Yazın güneşi, sıcaklığı dilerim ihtiyacı olan herkesin içini ısıtmıştır.
Yaza dair kısa bir özet geçmek istiyorum.
Bir çember gibi başladığım noktada tamamladım yazı…
İlk denize Datça’da girdim; düzenlediğimiz Yoga Tatili için 28 Mayıs’ta Ovabükü’nde
başladım yaza. Sonrasında İzmir’deydim, bir ara Selimiye- Turunç, daha sonra da
Akyaka- Fethiye noktalarını ziyaret etme fırsatı yakaladım. Çemberi sonra Datça’da
kapadım Eylül başında.
Datça’da başlayıp, Datça’da kapanan bir çember iyi geldi…
Datça Ovabükü... |
Turunç’a araba ile gittik, daha önce bir kez tekne gezisi
sırasında denizden görüp çok beğenmiştim burayı. Üç gün kaldığımız bu noktada,
Marmaris merkezdeki kadar çok olmasa da yabancı turist ağırlıklıydı. Yine de
güzel bir çay bahçesi vardı ve her akşam soluğu orada aldık demlenmek için.

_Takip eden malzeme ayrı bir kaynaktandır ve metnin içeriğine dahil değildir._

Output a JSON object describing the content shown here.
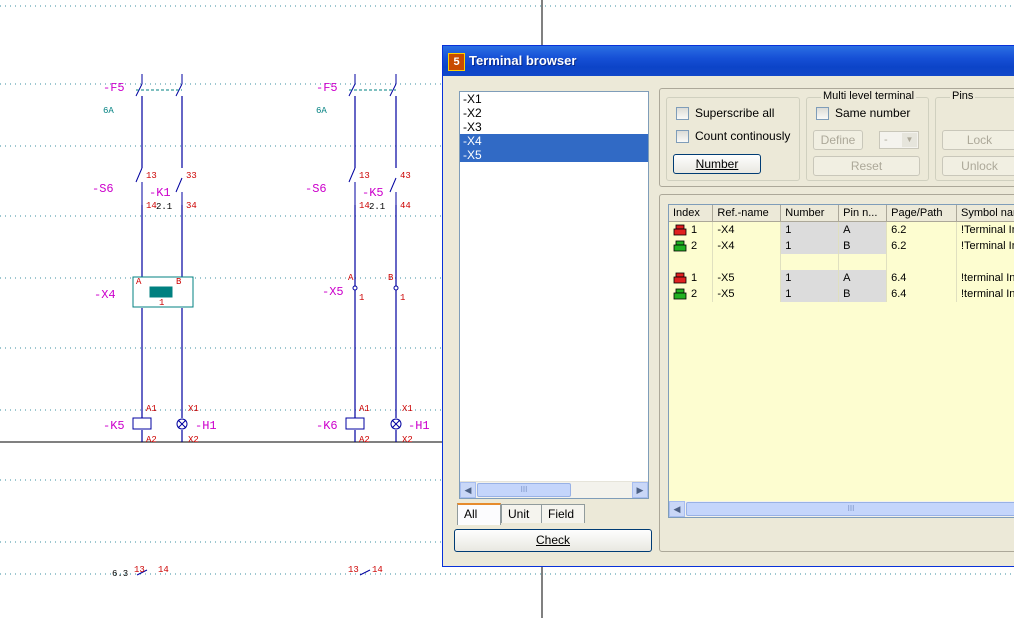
{
  "schematic": {
    "left_circuit": {
      "fuse_label": "-F5",
      "fuse_rating": "6A",
      "switch_label": "-S6",
      "relay_label": "-K1",
      "contact_13": "13",
      "contact_14": "14",
      "contact_33": "33",
      "contact_34": "34",
      "ref": "2.1",
      "terminal_label": "-X4",
      "term_a": "A",
      "term_b": "B",
      "term_1": "1",
      "coil_label": "-K5",
      "lamp_label": "-H1",
      "a1": "A1",
      "a2": "A2",
      "x1": "X1",
      "x2": "X2",
      "bottom_ref": "6.3",
      "bottom_13": "13",
      "bottom_14": "14"
    },
    "right_circuit": {
      "fuse_label": "-F5",
      "fuse_rating": "6A",
      "switch_label": "-S6",
      "relay_label": "-K5",
      "contact_13": "13",
      "contact_14": "14",
      "contact_43": "43",
      "contact_44": "44",
      "ref": "2.1",
      "terminal_label": "-X5",
      "term_a": "A",
      "term_b": "B",
      "term_1a": "1",
      "term_1b": "1",
      "coil_label": "-K6",
      "lamp_label": "-H1",
      "a1": "A1",
      "a2": "A2",
      "x1": "X1",
      "x2": "X2",
      "bottom_13": "13",
      "bottom_14": "14"
    }
  },
  "window": {
    "title": "Terminal browser",
    "icon_text": "5",
    "terminal_list": [
      "-X1",
      "-X2",
      "-X3",
      "-X4",
      "-X5"
    ],
    "selected_terminals": [
      "-X4",
      "-X5"
    ],
    "tabs": [
      "All",
      "Unit",
      "Field"
    ],
    "active_tab": "All",
    "check_button": "Check",
    "options": {
      "superscribe_all": "Superscribe all",
      "count_continously": "Count continously",
      "number_button": "Number"
    },
    "multi_level": {
      "title": "Multi level terminal",
      "same_number": "Same number",
      "define_button": "Define",
      "reset_button": "Reset",
      "level_value": "-"
    },
    "pins": {
      "title": "Pins",
      "lock_button": "Lock",
      "unlock_button": "Unlock"
    },
    "grid": {
      "columns": [
        "Index",
        "Ref.-name",
        "Number",
        "Pin n...",
        "Page/Path",
        "Symbol nar"
      ],
      "rows": [
        {
          "icon": "red-terminal-icon",
          "index": "1",
          "ref": "-X4",
          "number": "1",
          "pin": "A",
          "page": "6.2",
          "symbol": "!Terminal In"
        },
        {
          "icon": "green-terminal-icon",
          "index": "2",
          "ref": "-X4",
          "number": "1",
          "pin": "B",
          "page": "6.2",
          "symbol": "!Terminal In"
        },
        {
          "icon": "",
          "index": "",
          "ref": "",
          "number": "",
          "pin": "",
          "page": "",
          "symbol": ""
        },
        {
          "icon": "red-terminal-icon",
          "index": "1",
          "ref": "-X5",
          "number": "1",
          "pin": "A",
          "page": "6.4",
          "symbol": "!terminal Ins"
        },
        {
          "icon": "green-terminal-icon",
          "index": "2",
          "ref": "-X5",
          "number": "1",
          "pin": "B",
          "page": "6.4",
          "symbol": "!terminal Ins"
        }
      ]
    }
  },
  "colors": {
    "wire": "#0000a0",
    "label_magenta": "#cc00cc",
    "label_red": "#cc0000",
    "teal": "#008080",
    "grid_dots": "#3a8fa0",
    "selection": "#316ac5"
  }
}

Turunç’a araba ile gitmek biraz zorlayıcı geldi, dönüş gidiş kadar ürkütmedi
beni, ama yolu ilk giderken beni biraz tedirgin etti (gerçi ben araba
yolculukları konusunda biraz tedirgin/ hassassımdır ondan da olmuş olabilir).
Turunç güzelliği, denizi ile tekrar gidilebilecek bir nokta, sadece fazla “turist”

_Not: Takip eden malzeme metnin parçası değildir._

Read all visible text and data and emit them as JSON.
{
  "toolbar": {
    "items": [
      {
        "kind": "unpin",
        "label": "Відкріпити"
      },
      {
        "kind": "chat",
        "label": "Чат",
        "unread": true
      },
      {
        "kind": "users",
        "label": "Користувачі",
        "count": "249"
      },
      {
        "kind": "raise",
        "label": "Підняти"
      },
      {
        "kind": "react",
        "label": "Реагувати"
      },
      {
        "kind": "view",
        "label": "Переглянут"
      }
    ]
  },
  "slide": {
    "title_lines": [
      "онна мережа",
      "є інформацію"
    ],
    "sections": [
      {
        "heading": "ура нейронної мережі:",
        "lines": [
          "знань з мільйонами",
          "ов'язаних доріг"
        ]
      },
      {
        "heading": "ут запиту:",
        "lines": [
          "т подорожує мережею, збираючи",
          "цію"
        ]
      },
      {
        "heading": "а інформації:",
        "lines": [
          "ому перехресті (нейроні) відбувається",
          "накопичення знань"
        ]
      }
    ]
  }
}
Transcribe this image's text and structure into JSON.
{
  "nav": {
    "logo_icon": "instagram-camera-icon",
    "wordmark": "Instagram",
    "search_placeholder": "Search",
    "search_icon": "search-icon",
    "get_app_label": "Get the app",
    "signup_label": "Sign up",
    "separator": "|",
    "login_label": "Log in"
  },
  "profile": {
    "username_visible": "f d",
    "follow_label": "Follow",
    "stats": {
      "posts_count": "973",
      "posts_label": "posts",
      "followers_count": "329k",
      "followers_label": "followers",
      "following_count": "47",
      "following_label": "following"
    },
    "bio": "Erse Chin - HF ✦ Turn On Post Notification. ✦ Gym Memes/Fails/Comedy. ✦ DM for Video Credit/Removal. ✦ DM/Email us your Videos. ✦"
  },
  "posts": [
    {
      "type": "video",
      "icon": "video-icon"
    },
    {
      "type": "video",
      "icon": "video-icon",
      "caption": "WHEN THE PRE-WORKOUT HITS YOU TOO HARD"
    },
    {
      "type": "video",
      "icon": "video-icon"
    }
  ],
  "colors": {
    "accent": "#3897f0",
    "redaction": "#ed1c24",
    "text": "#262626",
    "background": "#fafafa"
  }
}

hali olmasa, daha mı güzel olurdu diye de düşündürdü beni.
Selimiye... |
Selimiye çok tatlıydı. Denizi acayip sıcak, rengi ise büyüleyici
güzellikte bir mavi. Yerli turisti daha bol, hafif Alaçatı olma arayışında bir
hali var, dilerim olmaz. Yeme içme açısından fiyatları İstanbul
standartlarındaydı, özellikle Paprika’nın tatlılarına ve Beyaz Ev’in
yemeklerine hayran kaldım. Selimiye kalbime taht kurdu.

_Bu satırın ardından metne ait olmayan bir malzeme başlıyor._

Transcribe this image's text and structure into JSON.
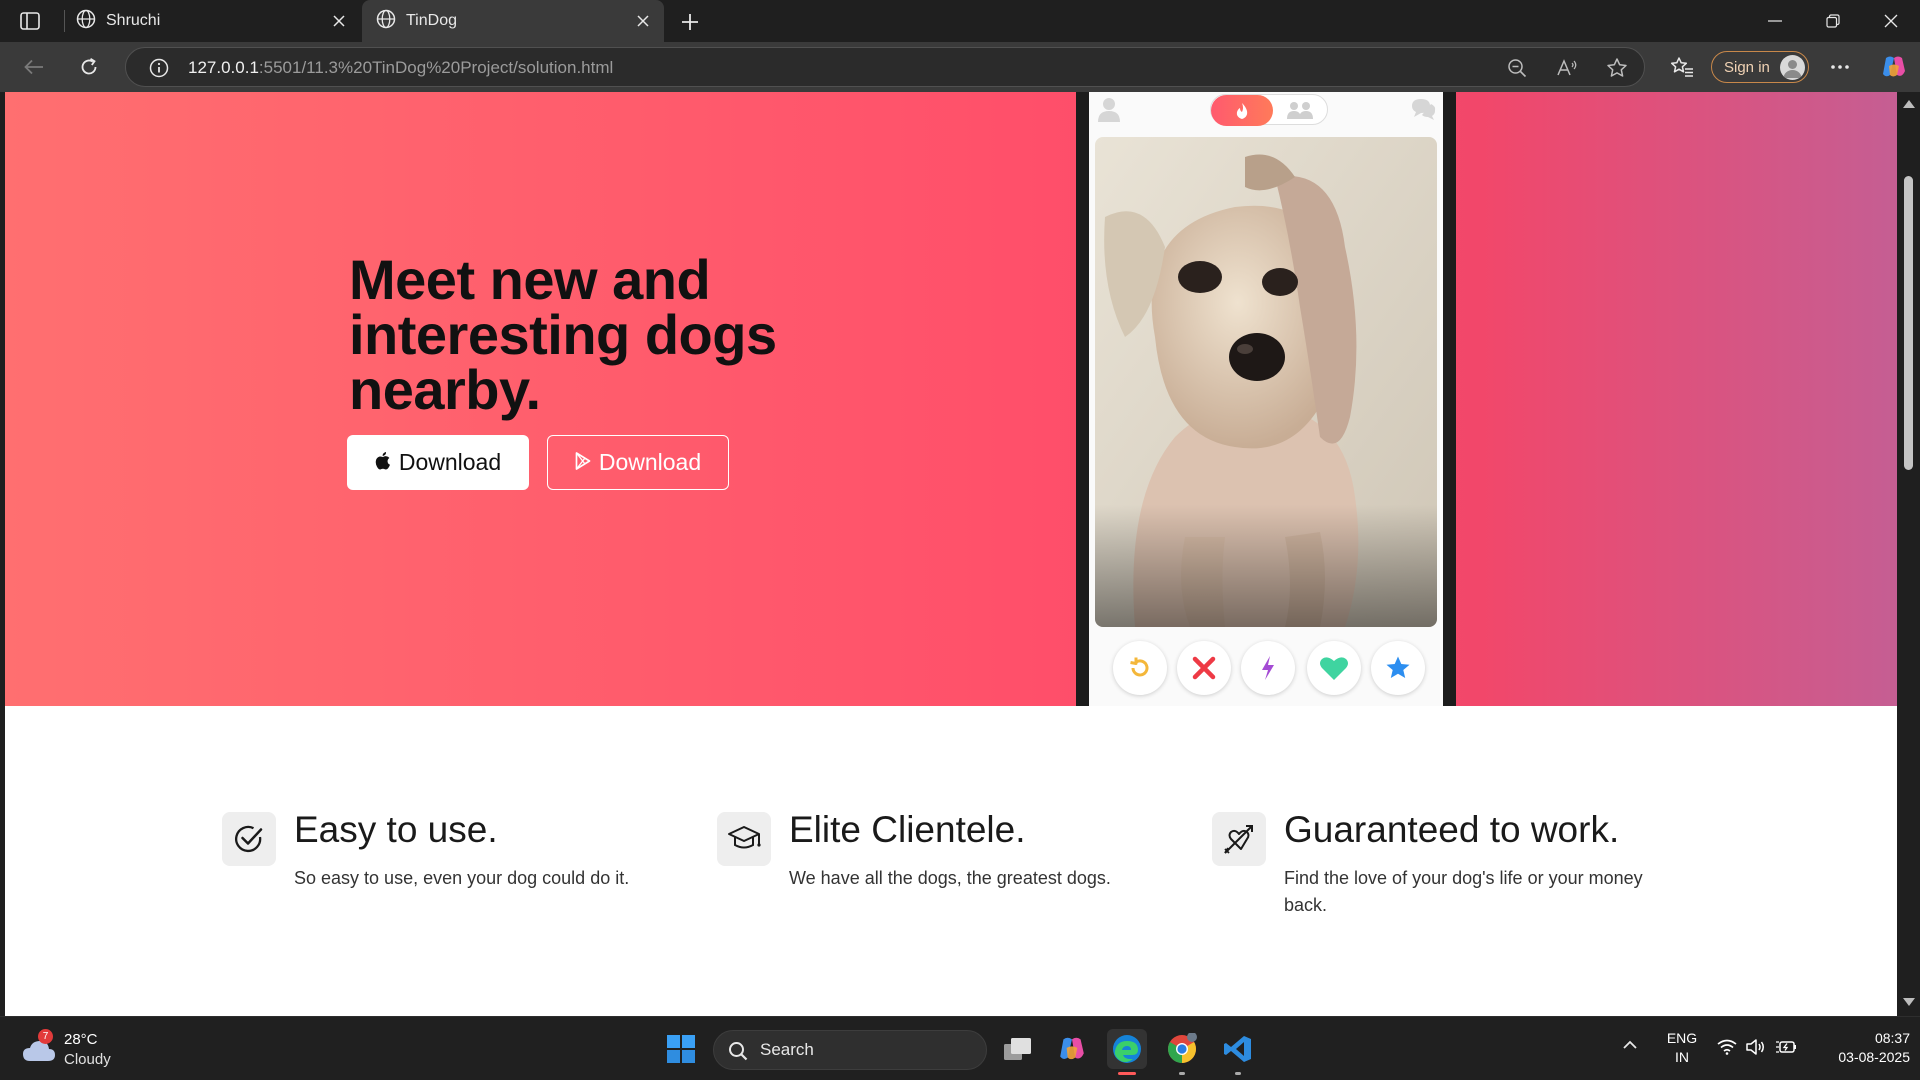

Akyaka... Tek başına güzel. |
Sonrasında Akyaka… Esnafı nedense çok isteksiz, sıkkın,
suratı güleryüz adına cimri bir mekandı. Havasını da pek sevmedim, maalesef
kendisini de. “Zaten buraya geliyorlar”, der gibi bir hal vardı, “gelen
geçiyor, çok da umurumuzda değil” gibisinden algıladım çoğu esnaf noktalarını.
Ben geldim geçtim ama bir daha kesinlikle tercih etmeyeceğim. Tekne turu ile
çevreyi gezmek keyifliydi, merkezde kaldık, Azmak Çayı’nı çok beğendim, ama
onun dışında beni tatil açısından cezp etmedi.
Balık Hali- Fethiye |
Fethiye’ye ilk kez gittim ve çok sevimli buldum. Ölüdeniz ve çevredeki koylar
çok güzeldi. Balık Hali’ne bayıldım, mutlaka bir akşam burada yemek yenmeli,
hatta yılda bir kere arkadaşlarla orada buluşmak üzere sözleşmeli. İlçe hali
Fethiye’de hissedilse de, tatil yapmak için güzel bir seçenek.
Mavi Mağara- Ölüdeniz |
Sabit biri olduğumdan mı, çok güzel bir şeyle karşılaşınca,
sürekli onla kıyaslamamdan mı bilinmez, benim için Datça bambaşka. Sessizliği,
sakinliği, tatlılığı, virajları, denizi, toprağı ilaç gibi geliyor ruhuma.
Mayıs’ta Ovabükü’nde kaldım, dünya tatlısı bir pansiyonda. Kendimi evimde gibi
hissettiğim nadir yerlerden biri Datça. Eylül’de gidince en yakın
arkadaşlarımdan birinde kaldım ve onunla yaptığımız bir iki günlük Datça
turlarında beni harika yerlere götürdü. Her bük çok güzel ama özellikle aralarda
saklı cevherler var ki, sadece görünce bile insanın kalbinde bir ferahlık
açılıyor, içine dalınca ise tarifsiz… Binlerce kez daha yolumun Datça’ya
düşmesi dileğimdir.
Datça aşkı... Kargı koyu. |
Dilerim güzel topraklar bozulmaz, kirletilmez, kıymetleri
bilinir. Doğa, tek başına öylesine güzel ki… İnsan eli nedense bunu bozmakta
hiç zorlanmıyor. Elimize sahip çıkalım.